Many may react with surprise that a federal court could find that students’ wearing American flag T-shirts could be found “disruptive” and subject to censorship in a public school. That’s what happened last week in Dariano v. Morgan Hill Unified School District, a federal district court decision in California.
Three concepts explain how this could happen in a society that’s supposed to preserve and protect freedom of speech: (1) totality of the circumstances, (2) heckler’s veto and (3) deference to school officials.
“Totality of the circumstances” means school officials can look at nearly all factors in the school in deciding whether they can reasonably forecast a substantial disruption by student expression, in accordance with Tinker v. Des Moines Independent Community School District (1969). In Dariano, U.S. District Judge James Ware considered that the principal had seen many gang-related fights in the past six years and that there was a hostile exchange between students on Cinco de Mayo in 2009, a year before the T-shirt incident.
When a totality-of-the-circumstances approach is used in constitutional law, it usually means that the government will prevail and the individual asserting a constitutional claim will lose. It happens all the time in search-and-seizure cases under the Fourth Amendment.
“Heckler’s veto” is a more controversial concept in free-speech law. It refers to the phenomenon that a hostile audience, upset at a speaker’s expression, can create an unpleasant enough situation to impose censorship — a veto of sorts. When a court examines whether speech may cause a substantial disruption, it often looks not to the speaker but to the listeners. Thus the heckler’s-veto syndrome means rowdy listeners have a perverse incentive to create a disruption to silence a speaker.
In considering whether there is a reasonable forecast of substantial disruption under Tinker, many school officials ignore whether the disruption or likely disruption was caused by the speakers or their opponents. Many courts simply apply the Tinker test broadly without considering whether they are allowing listeners’ hostile reactions to speech control and limit a speaker’s message. A more appropriate response by school officials would be to punish those who create disruptions, rather than the speaker — in this case, the wearers of American-flag shirts.

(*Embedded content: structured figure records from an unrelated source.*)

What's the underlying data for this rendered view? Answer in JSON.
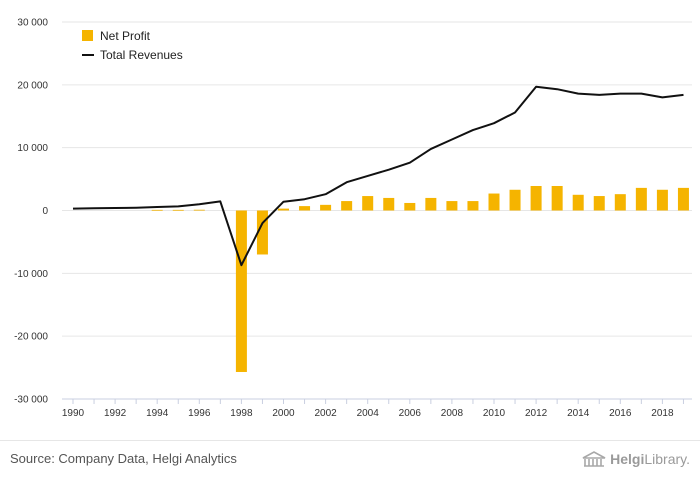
{
  "chart_data": {
    "type": "bar",
    "title": "",
    "xlabel": "",
    "ylabel": "",
    "ylim": [
      -30000,
      30000
    ],
    "y_ticks": [
      -30000,
      -20000,
      -10000,
      0,
      10000,
      20000,
      30000
    ],
    "y_tick_labels": [
      "-30 000",
      "-20 000",
      "-10 000",
      "0",
      "10 000",
      "20 000",
      "30 000"
    ],
    "x_tick_labels": [
      "1990",
      "1992",
      "1994",
      "1996",
      "1998",
      "2000",
      "2002",
      "2004",
      "2006",
      "2008",
      "2010",
      "2012",
      "2014",
      "2016",
      "2018"
    ],
    "categories": [
      "1990",
      "1991",
      "1992",
      "1993",
      "1994",
      "1995",
      "1996",
      "1997",
      "1998",
      "1999",
      "2000",
      "2001",
      "2002",
      "2003",
      "2004",
      "2005",
      "2006",
      "2007",
      "2008",
      "2009",
      "2010",
      "2011",
      "2012",
      "2013",
      "2014",
      "2015",
      "2016",
      "2017",
      "2018",
      "2019"
    ],
    "series": [
      {
        "name": "Net Profit",
        "type": "bar",
        "color": "#f5b400",
        "values": [
          0,
          0,
          0,
          0,
          100,
          100,
          120,
          0,
          -25700,
          -7000,
          300,
          700,
          900,
          1500,
          2300,
          2000,
          1200,
          2000,
          1500,
          1500,
          2700,
          3300,
          3900,
          3900,
          2500,
          2300,
          2600,
          3600,
          3300,
          3600
        ]
      },
      {
        "name": "Total Revenues",
        "type": "line",
        "color": "#111111",
        "values": [
          300,
          350,
          400,
          450,
          550,
          650,
          1000,
          1450,
          -8700,
          -2000,
          1400,
          1800,
          2600,
          4500,
          5500,
          6500,
          7600,
          9800,
          11300,
          12800,
          13900,
          15600,
          19700,
          19300,
          18600,
          18400,
          18600,
          18600,
          18000,
          18400
        ]
      }
    ],
    "legend": {
      "position": "top-left",
      "items": [
        "Net Profit",
        "Total Revenues"
      ]
    },
    "grid": true
  },
  "footer": {
    "source": "Source: Company Data, Helgi Analytics",
    "brand_prefix": "Helgi",
    "brand_suffix": "Library."
  }
}
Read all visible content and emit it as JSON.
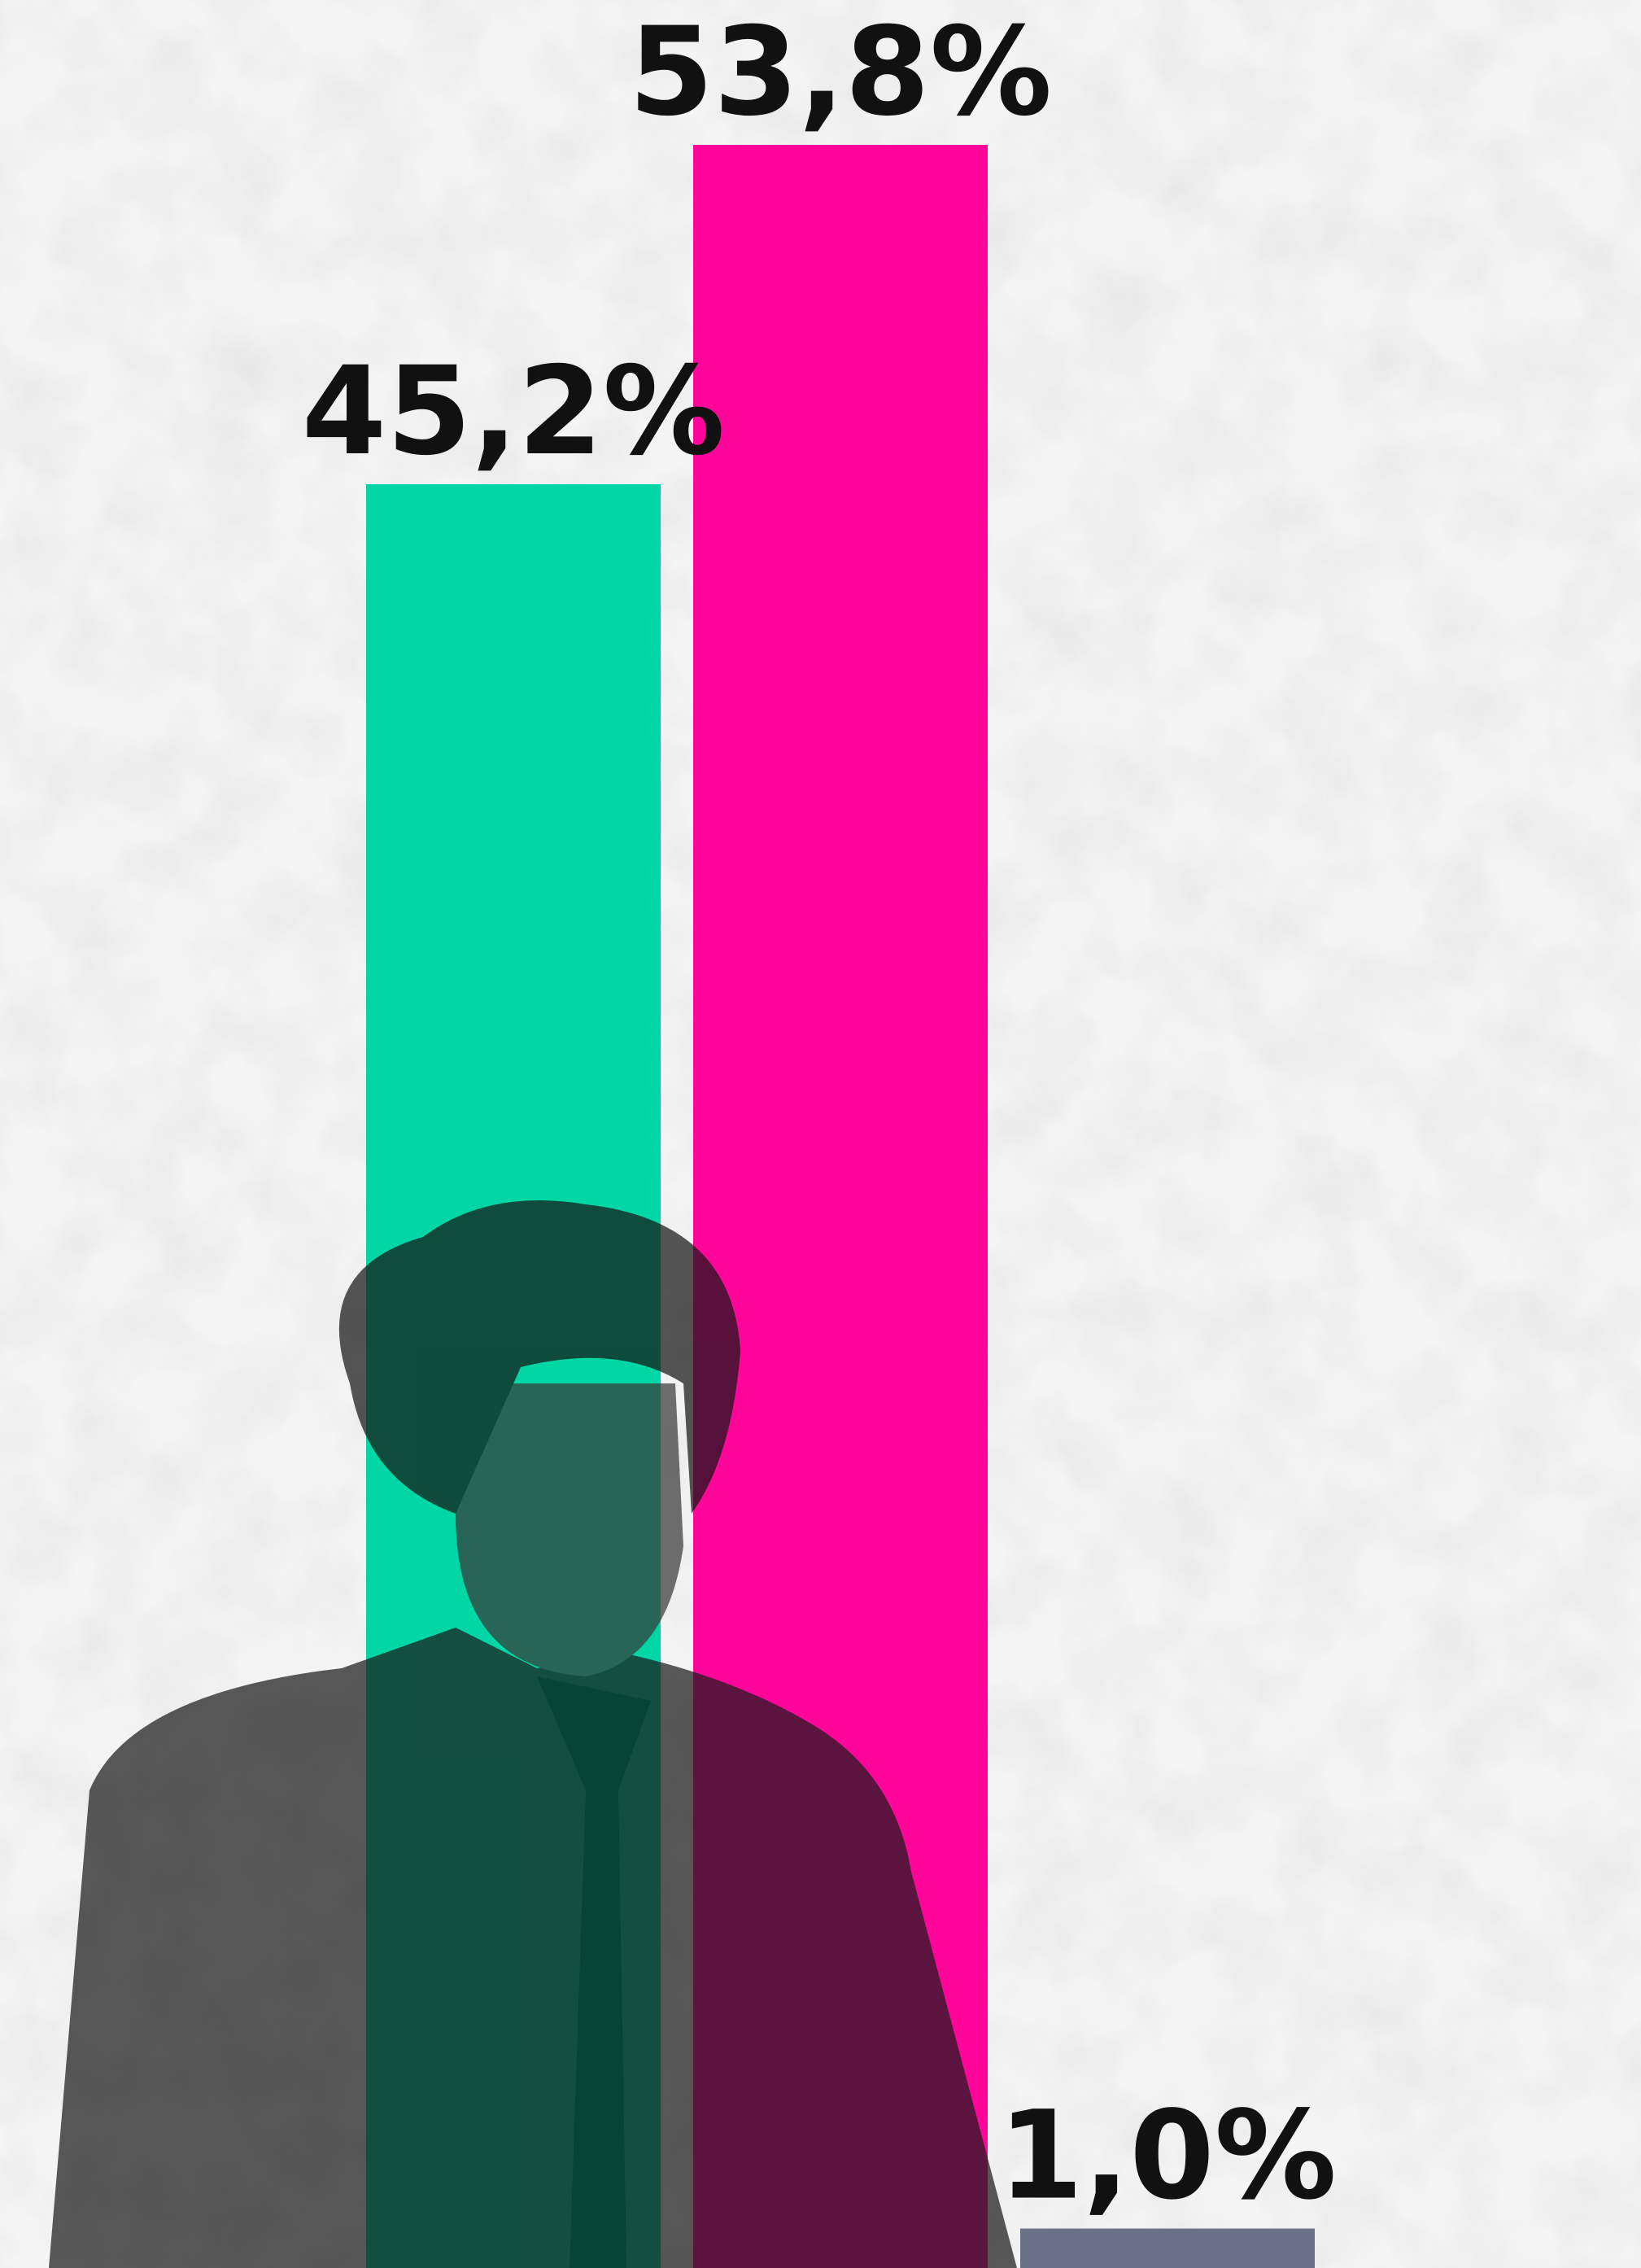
{
  "chart_data": {
    "type": "bar",
    "categories": [
      null,
      null,
      null
    ],
    "values": [
      45.2,
      53.8,
      1.0
    ],
    "value_labels": [
      "45,2%",
      "53,8%",
      "1,0%"
    ],
    "colors": [
      "#00d6a6",
      "#ff0599",
      "#6b7088"
    ]
  }
}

“Deference to school officials” is a reality in school-law cases. Judge Ware wrote that decisions in other circuits “have demonstrated broad deference to the decisions of school administrators with regard to student safety.” School officials have a difficult job in maintaining a safe learning environment and protecting constitutional rights. They deserve some deference – but not unyielding, all-encompassing deference.
In 1943, Justice Robert Jackson wrote in West Virginia Board of Education v. Barnette: “That they are educating the young for citizenship is reason for scrupulous protection of Constitutional freedoms of the individual, if we are not to strangle the free mind at its source and teach youth to discount important principles of our government as mere platitudes.”
When courts sanction a broad “totality of the circumstances” approach, endorse the heckler’s veto and show overwhelming deference to school officials, the net result will be censorship.